50 State Guide, March 2010
Prison-based gerrymandering violates the constitutional principle of “One Person, One Vote.” The Supreme Court requires districts to be based on equal population in order to give each resident the same access to government. But a longstanding flaw in the Census counts incarcerated people as residents of the prison location, even though they can’t vote and aren’t a part of the surrounding community.
When legislators claim people incarcerated in their districts are legitimate constituents, they award people who live close to the prison more of a say in government than everybody else.
The state requires counties to exclude the prison populations when drawing county districts. Otherwise, in Crowley County, the prison itself would be an entire district. As County Commissioner T.E. Allumbaugh said:
“It’s a bit of a joke. [The inmates] can’t vote. If they complain forever there’s a good chance I will never hear about it. There is a reason why they are in there, a reason why they don’t vote, a reason why they don’t pay taxes.”(source)
Colorado’s Constitution states unequivocally: “for the purpose of voting and eligibility to office, no person shall be deemed to have gained a residence… while confined in public prison.” (Colorado Constitution, Article VII, §4.)

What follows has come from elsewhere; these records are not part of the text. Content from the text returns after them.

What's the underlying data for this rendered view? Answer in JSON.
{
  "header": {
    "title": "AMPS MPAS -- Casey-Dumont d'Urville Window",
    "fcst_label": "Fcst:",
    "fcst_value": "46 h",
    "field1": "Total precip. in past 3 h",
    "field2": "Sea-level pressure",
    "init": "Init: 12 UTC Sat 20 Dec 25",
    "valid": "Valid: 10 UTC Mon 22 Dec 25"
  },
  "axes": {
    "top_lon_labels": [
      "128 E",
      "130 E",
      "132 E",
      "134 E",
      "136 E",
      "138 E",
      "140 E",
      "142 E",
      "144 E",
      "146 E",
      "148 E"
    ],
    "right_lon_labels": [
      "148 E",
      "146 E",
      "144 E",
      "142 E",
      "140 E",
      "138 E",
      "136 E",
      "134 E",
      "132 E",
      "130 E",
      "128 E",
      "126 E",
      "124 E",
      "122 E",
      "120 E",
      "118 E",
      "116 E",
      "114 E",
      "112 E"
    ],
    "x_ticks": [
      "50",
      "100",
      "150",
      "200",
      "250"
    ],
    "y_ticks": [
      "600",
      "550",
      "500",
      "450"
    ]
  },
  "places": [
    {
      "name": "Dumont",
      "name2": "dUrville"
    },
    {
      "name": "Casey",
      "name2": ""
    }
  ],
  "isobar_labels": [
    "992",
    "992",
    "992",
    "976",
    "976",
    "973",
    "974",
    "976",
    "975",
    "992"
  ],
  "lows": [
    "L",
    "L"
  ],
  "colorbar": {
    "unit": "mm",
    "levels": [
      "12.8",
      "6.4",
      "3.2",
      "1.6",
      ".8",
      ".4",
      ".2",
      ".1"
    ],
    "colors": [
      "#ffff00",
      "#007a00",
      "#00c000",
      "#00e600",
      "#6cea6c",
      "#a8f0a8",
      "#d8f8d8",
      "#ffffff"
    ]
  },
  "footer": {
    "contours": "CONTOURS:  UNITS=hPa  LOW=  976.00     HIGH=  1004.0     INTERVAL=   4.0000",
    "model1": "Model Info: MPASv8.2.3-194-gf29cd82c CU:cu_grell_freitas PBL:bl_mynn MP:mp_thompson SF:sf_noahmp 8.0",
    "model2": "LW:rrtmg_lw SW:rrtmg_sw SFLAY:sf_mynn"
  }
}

And Colorado law requires counties to fix the Census Bureau’s prison miscount and draw fair districts based on actual population: “… the board of county commissioners shall change the boundaries of the commissioner districts… based on the most recent federal census of the United States minus the number of persons serving a sentence of detention or confinement in any correctional facility in the county.” (Colorado Revised Statutes §30-10-306.7(5)(a).)